At which point everything gets ridiculous. He's picked up by a one-armed man named Flash (Joe Pantoliano) on the hunt for a guy named Harry James. James is a fed that's gone missing after some sort of deal went wrong. They get ambushed, Flash gets killed, and Boomer only survives because one of the killers (played Andre Braugher) spares him at the behest of his cousin, who objects to killing an innocent schmuck.
When Boomer wakes up, he's back in Flash's car, but now it's being driven by the mother of Harry's kid, who contacted Flash in the first place and thought Boomer sounded like Harry over the phone. She has Boomer contact some blind slob Harry knew, pretending to be Harry to get a bead on where he's supposed to be, and from then on, it's everyone trying to kill Boomer because they think he's Harry. The feds show up, led by Lou Diamond Phillips as an alcoholic bent fed who probably invokes "national security" to get his drinks for free.
Absolutely stunned when IMDb said this movie was from 2000. Felt at least ten years older. So many guys with machine pistols, just spraying bullets everywhere and hitting nothing. Gratuitous cursing.
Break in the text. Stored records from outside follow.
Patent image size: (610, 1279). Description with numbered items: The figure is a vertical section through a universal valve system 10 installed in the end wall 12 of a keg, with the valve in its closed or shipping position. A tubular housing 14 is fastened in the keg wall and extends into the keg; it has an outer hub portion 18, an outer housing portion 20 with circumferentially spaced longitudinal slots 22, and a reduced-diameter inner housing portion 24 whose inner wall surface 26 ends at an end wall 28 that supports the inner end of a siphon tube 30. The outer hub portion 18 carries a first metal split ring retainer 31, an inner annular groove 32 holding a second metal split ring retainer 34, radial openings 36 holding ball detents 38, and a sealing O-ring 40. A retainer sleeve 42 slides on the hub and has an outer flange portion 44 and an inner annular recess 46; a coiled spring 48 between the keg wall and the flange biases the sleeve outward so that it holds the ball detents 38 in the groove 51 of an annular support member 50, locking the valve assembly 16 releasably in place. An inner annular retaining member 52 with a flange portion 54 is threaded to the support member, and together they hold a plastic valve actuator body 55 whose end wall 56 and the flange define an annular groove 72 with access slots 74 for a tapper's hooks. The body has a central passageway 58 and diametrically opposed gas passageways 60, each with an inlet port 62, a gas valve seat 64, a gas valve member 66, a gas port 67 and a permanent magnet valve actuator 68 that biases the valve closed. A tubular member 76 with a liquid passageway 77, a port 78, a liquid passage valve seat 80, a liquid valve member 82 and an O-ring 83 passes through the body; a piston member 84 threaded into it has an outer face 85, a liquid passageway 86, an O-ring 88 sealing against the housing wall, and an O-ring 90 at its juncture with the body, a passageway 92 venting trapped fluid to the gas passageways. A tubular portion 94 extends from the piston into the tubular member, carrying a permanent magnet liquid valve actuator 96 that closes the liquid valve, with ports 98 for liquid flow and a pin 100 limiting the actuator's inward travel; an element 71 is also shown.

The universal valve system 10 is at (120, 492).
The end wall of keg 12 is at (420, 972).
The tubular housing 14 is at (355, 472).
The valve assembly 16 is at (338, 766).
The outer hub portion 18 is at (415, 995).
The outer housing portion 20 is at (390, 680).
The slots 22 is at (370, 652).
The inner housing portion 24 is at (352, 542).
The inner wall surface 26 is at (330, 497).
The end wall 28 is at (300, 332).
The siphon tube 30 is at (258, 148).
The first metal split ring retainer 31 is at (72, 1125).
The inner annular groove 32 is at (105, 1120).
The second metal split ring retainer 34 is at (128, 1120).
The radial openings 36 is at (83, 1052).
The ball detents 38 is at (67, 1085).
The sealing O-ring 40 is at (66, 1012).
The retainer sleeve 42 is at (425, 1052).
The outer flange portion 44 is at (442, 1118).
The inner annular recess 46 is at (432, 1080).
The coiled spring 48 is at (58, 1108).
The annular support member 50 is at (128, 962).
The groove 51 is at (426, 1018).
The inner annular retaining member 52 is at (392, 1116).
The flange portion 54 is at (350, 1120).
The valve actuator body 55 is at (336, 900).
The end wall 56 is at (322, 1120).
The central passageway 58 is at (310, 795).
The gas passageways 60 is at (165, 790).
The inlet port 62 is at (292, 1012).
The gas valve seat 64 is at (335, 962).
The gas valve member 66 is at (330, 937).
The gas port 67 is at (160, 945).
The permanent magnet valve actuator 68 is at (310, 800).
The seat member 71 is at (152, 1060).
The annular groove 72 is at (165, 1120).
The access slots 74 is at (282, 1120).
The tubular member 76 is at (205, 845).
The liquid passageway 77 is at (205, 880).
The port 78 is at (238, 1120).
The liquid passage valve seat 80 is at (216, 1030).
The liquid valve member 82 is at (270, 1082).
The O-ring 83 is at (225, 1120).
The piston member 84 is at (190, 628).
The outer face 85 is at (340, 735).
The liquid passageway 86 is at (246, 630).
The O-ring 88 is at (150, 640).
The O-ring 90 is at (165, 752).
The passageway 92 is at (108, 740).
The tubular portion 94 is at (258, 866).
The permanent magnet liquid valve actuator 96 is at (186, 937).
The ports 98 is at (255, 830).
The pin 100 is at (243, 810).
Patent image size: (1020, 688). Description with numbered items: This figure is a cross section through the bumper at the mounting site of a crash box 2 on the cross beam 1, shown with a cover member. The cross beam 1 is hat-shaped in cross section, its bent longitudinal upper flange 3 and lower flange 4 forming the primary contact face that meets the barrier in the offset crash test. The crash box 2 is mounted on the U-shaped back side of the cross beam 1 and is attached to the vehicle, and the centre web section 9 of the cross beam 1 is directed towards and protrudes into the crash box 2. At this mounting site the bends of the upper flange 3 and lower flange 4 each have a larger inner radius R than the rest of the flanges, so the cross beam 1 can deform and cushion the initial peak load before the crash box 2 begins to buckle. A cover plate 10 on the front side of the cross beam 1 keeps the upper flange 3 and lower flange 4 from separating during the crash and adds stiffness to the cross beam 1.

Guys leaping backwards while firing their guns or trying to slide backwards while shooting. The girlfriend getting shot, just because.
Sometimes it feels like it's trying to be funny. The movie starts with Boomer about to go undercover at some sort of drug or gun meet. As in, it's going to happen in a few minutes, and the other two cops are still giving him advice like, "Curse more", and, "If you don't know what to do with your hands, scratch your balls. No one ever looked at a guy scratching his balls and thought that guy was nervous."
At another point, Boomer is on the run from the local hick cops after he accidentally shot the sheriff at the tail end of a gunfight in the local grocery store. He collapses in some old boy's shed, and the guy waves a shotgun, telling Boomer to leave. When Boomer pleads with him not to shoot that thing (because all the deputies are outside), the guy fires into the air, inciting the cops to open fire, killing the old boy and causing a fire that burns down the shed.
Braugher's character really wants to kill Boomer, but objects to the others prolonging the suffering, and they end up as, I don't even think they're uneasy allies. Boomer doesn't give a shit by then. Braugher's kind of manic in this, but it makes him more interesting than anyone else, since the rest of the cast are playing variations on "emotionally constipated hard man."
Also, I'm not if Boomer is meant to be read as autistic, or OCD or something. He does this thin after stressful situations where he taps one side of his head with two fingers. When pressed if he's nervous, he always mechanically replies, "Nobody's nervous." His watch is set to go off at meal times, which he announces like, "9:00. Breakfast time. Breakfast time is 9:00." It was an odd performance, because he seems like he's just out of it for long stretches. Maybe that's all the concussions from getting knocked out.
2 comments:
Your description makes this film seem amazing.
Definitely not my intent, but maybe I wasn't on the film's wavelength.